Remotely Piloted Aircraft Systems (RPAS) distinguish from ordinary manned aircraft in that the pilot is not on board the aircraft but somewhere remote. Whatever the manner the remote pilot interacts with the RPA, by way of Command and Control (C2) datalink and any associated level of automation, significant parts of the control loops are performed by computers similarly to high-end manned commercial aircraft. Hence, controlling an RPA using “fly-by-wireless” features is comparable to manned aircraft, as is the typification of hazards.
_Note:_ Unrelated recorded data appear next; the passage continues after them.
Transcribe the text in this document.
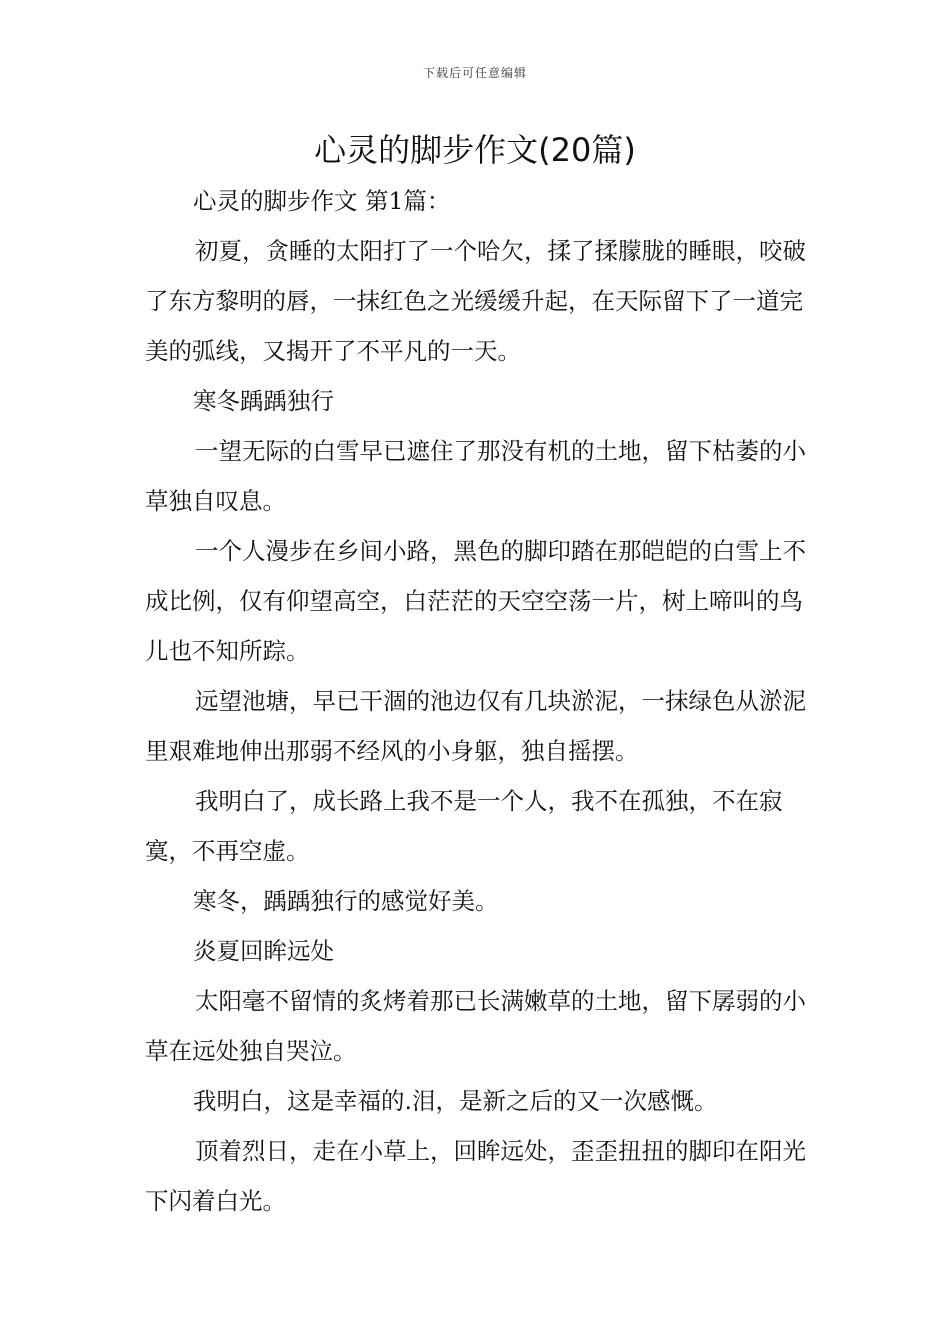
下载后可任意编辑
心灵的脚步作文(20篇)

心灵的脚步作文 第1篇：

初夏，贪睡的太阳打了一个哈欠，揉了揉朦胧的睡眼，咬破了东方黎明的唇，一抹红色之光缓缓升起，在天际留下了一道完美的弧线，又揭开了不平凡的一天。

寒冬踽踽独行

一望无际的白雪早已遮住了那没有机的土地，留下枯萎的小草独自叹息。

一个人漫步在乡间小路，黑色的脚印踏在那皑皑的白雪上不成比例，仅有仰望高空，白茫茫的天空空荡一片，树上啼叫的鸟儿也不知所踪。

远望池塘，早已干涸的池边仅有几块淤泥，一抹绿色从淤泥里艰难地伸出那弱不经风的小身躯，独自摇摆。

我明白了，成长路上我不是一个人，我不在孤独，不在寂寞，不再空虚。

寒冬，踽踽独行的感觉好美。

炎夏回眸远处

太阳毫不留情的炙烤着那已长满嫩草的土地，留下孱弱的小草在远处独自哭泣。

我明白，这是幸福的.泪，是新之后的又一次感慨。

顶着烈日，走在小草上，回眸远处，歪歪扭扭的脚印在阳光下闪着白光。
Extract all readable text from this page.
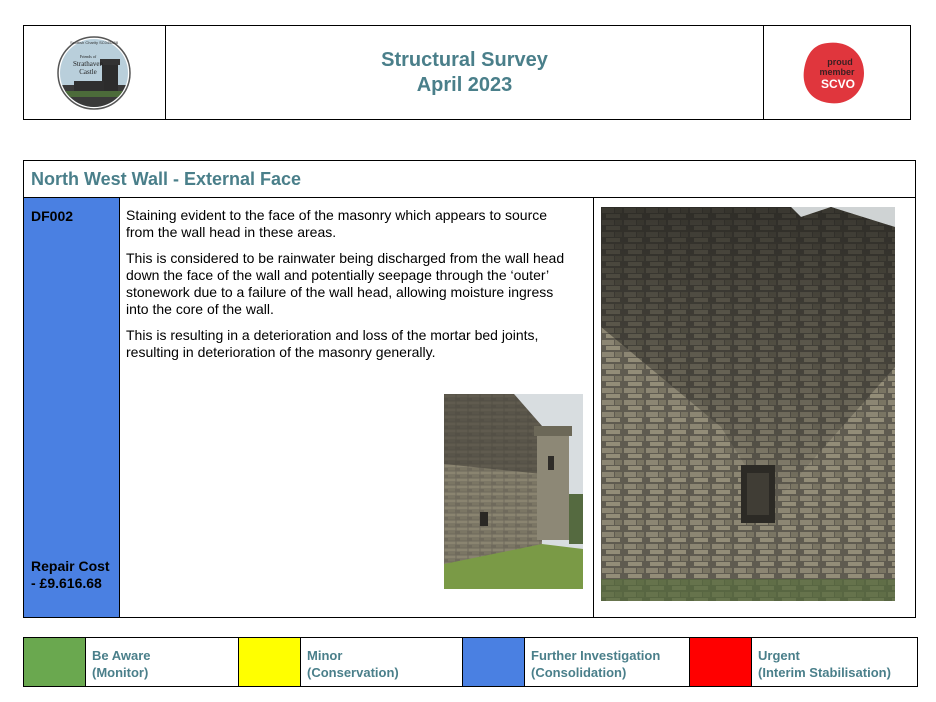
Scottish Charity SC045888
Friends of
Strathaven
Castle
Structural Survey
April 2023
proud
member
SCVO
North West Wall - External Face
DF002
Repair Cost - £9.616.68

Staining evident to the face of the masonry which appears to source from the wall head in these areas.

This is considered to be rainwater being discharged from the wall head down the face of the wall and potentially seepage through the ‘outer’ stonework due to a failure of the wall head, allowing moisture ingress into the core of the wall.

This is resulting in a deterioration and loss of the mortar bed joints, resulting in deterioration of the masonry generally.

Be Aware
(Monitor)
Minor
(Conservation)
Further Investigation
(Consolidation)
Urgent
(Interim Stabilisation)
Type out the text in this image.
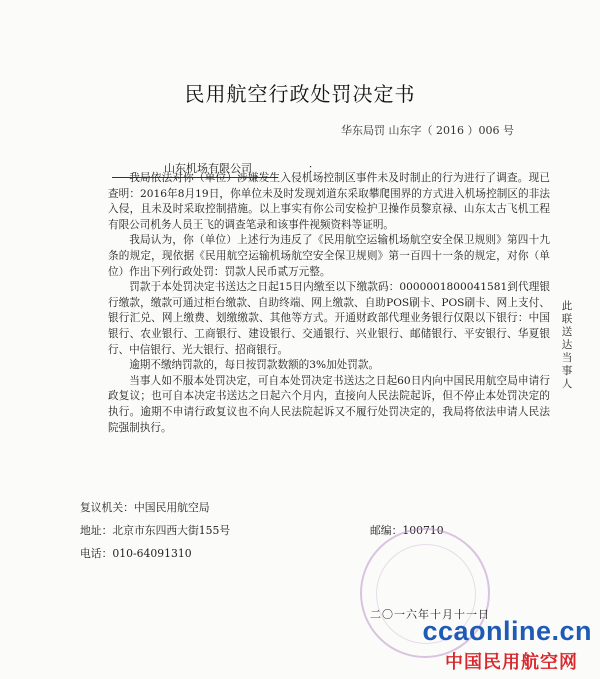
民用航空行政处罚决定书
华东局罚 山东字（ 2016 ）006 号
山东机场有限公司	：

我局依法对你（单位）涉嫌发生入侵机场控制区事件未及时制止的行为进行了调查。现已查明：2016年8月19日，你单位未及时发现刘道东采取攀爬围界的方式进入机场控制区的非法入侵，且未及时采取控制措施。以上事实有你公司安检护卫操作员黎京禄、山东太古飞机工程有限公司机务人员王飞的调查笔录和该事件视频资料等证明。

我局认为，你（单位）上述行为违反了《民用航空运输机场航空安全保卫规则》第四十九条的规定，现依据《民用航空运输机场航空安全保卫规则》第一百四十一条的规定，对你（单位）作出下列行政处罚：罚款人民币贰万元整。

罚款于本处罚决定书送达之日起15日内缴至以下缴款码：0000001800041581到代理银行缴款，缴款可通过柜台缴款、自助终端、网上缴款、自助POS刷卡、POS刷卡、网上支付、银行汇兑、网上缴费、划缴缴款、其他等方式。开通财政部代理业务银行仅限以下银行：中国银行、农业银行、工商银行、建设银行、交通银行、兴业银行、邮储银行、平安银行、华夏银行、中信银行、光大银行、招商银行。

逾期不缴纳罚款的，每日按罚款数额的3%加处罚款。

当事人如不服本处罚决定，可自本处罚决定书送达之日起60日内向中国民用航空局申请行政复议；也可自本决定书送达之日起六个月内，直接向人民法院起诉，但不停止本处罚决定的执行。逾期不申请行政复议也不向人民法院起诉又不履行处罚决定的，我局将依法申请人民法院强制执行。

此
联
送
达
当
事
人
复议机关：中国民用航空局
地址：北京市东四西大街155号	邮编：100710
电话：010-64091310
二〇一六年十月十一日
ccaonline.cn
中国民用航空网
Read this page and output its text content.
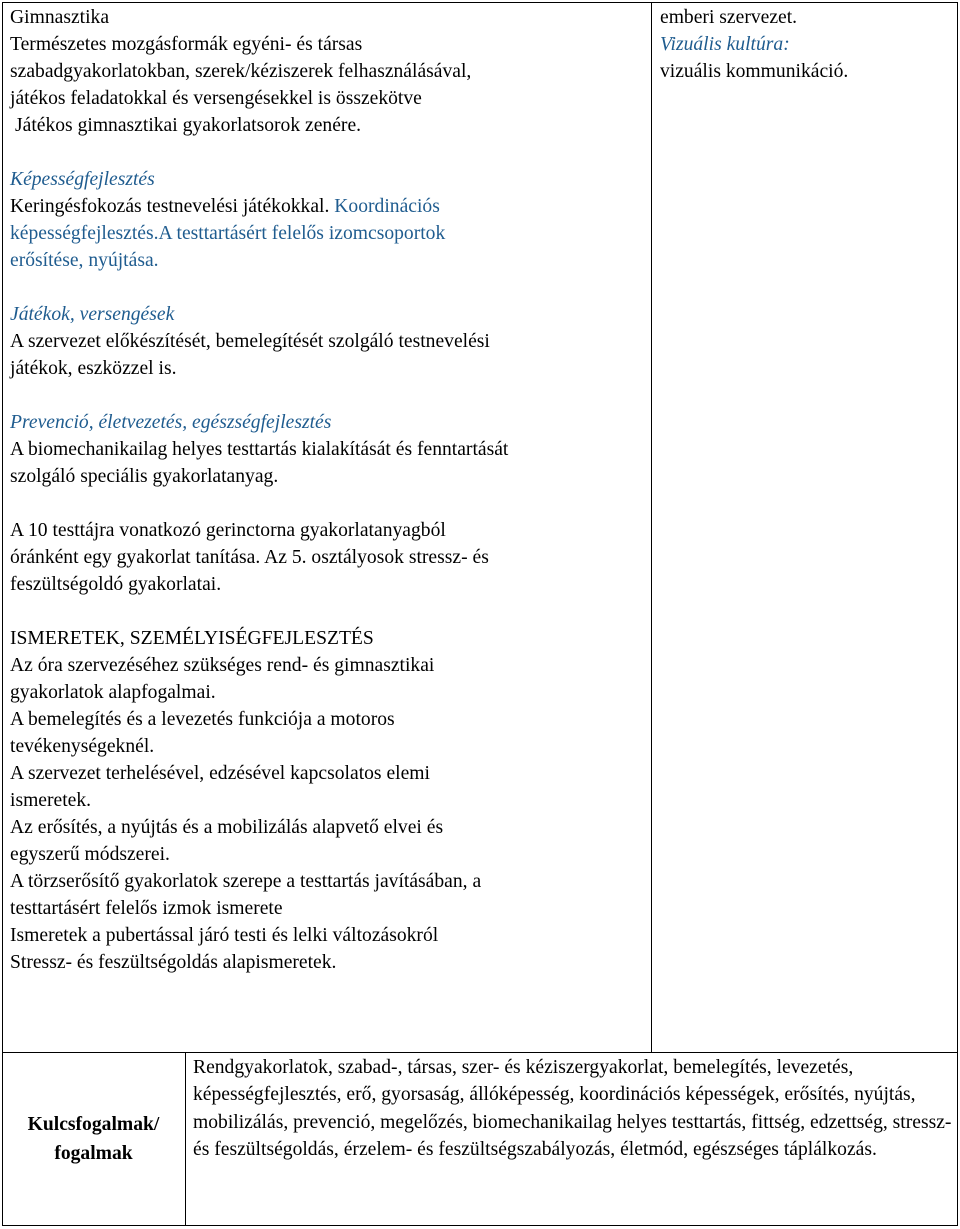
Gimnasztika

Természetes mozgásformák egyéni- és társas

szabadgyakorlatokban, szerek/kéziszerek felhasználásával,

játékos feladatokkal és versengésekkel is összekötve

Játékos gimnasztikai gyakorlatsorok zenére.

Képességfejlesztés

Keringésfokozás testnevelési játékokkal. Koordinációs

képességfejlesztés.A testtartásért felelős izomcsoportok

erősítése, nyújtása.

Játékok, versengések

A szervezet előkészítését, bemelegítését szolgáló testnevelési

játékok, eszközzel is.

Prevenció, életvezetés, egészségfejlesztés

A biomechanikailag helyes testtartás kialakítását és fenntartását

szolgáló speciális gyakorlatanyag.

A 10 testtájra vonatkozó gerinctorna gyakorlatanyagból

óránként egy gyakorlat tanítása. Az 5. osztályosok stressz- és

feszültségoldó gyakorlatai.

ISMERETEK, SZEMÉLYISÉGFEJLESZTÉS

Az óra szervezéséhez szükséges rend- és gimnasztikai

gyakorlatok alapfogalmai.

A bemelegítés és a levezetés funkciója a motoros

tevékenységeknél.

A szervezet terhelésével, edzésével kapcsolatos elemi

ismeretek.

Az erősítés, a nyújtás és a mobilizálás alapvető elvei és

egyszerű módszerei.

A törzserősítő gyakorlatok szerepe a testtartás javításában, a

testtartásért felelős izmok ismerete

Ismeretek a pubertással járó testi és lelki változásokról

Stressz- és feszültségoldás alapismeretek.

emberi szervezet.

Vizuális kultúra:

vizuális kommunikáció.

Kulcsfogalmak/
fogalmak
Rendgyakorlatok, szabad-, társas, szer- és kéziszergyakorlat, bemelegítés, levezetés, képességfejlesztés, erő, gyorsaság, állóképesség, koordinációs képességek, erősítés, nyújtás, mobilizálás, prevenció, megelőzés, biomechanikailag helyes testtartás, fittség, edzettség, stressz- és feszültségoldás, érzelem- és feszültségszabályozás, életmód, egészséges táplálkozás.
In the high level functional sense, ATC assures separation between individual aircraft movements and the question may be raised what the derived functional requirements would be, knowing that the RPA follows a defined trajectory not really much differently than manned aircraft. Two separation techniques have been discussed in recent research, one “reactive” with the two aircraft observing each other´s current state (speed vector and relative geometry) and reacting to an impending loss of separation. The other technique would be “pro-active”, where separation between movements is effectuated on the basis of coordinating aircraft control reference trajectory data. Focusing on the trajectory-based approach, this paper discusses its use as an option for the integration of remotely piloted aircraft systems (RPAS) in nonsegregated airspace, as it could benefit from the results and outcomes from some R&D project conducted since the early 2000s in the frame of the future Air Traffic Management (ATM), i.e. SESAR and NextGen.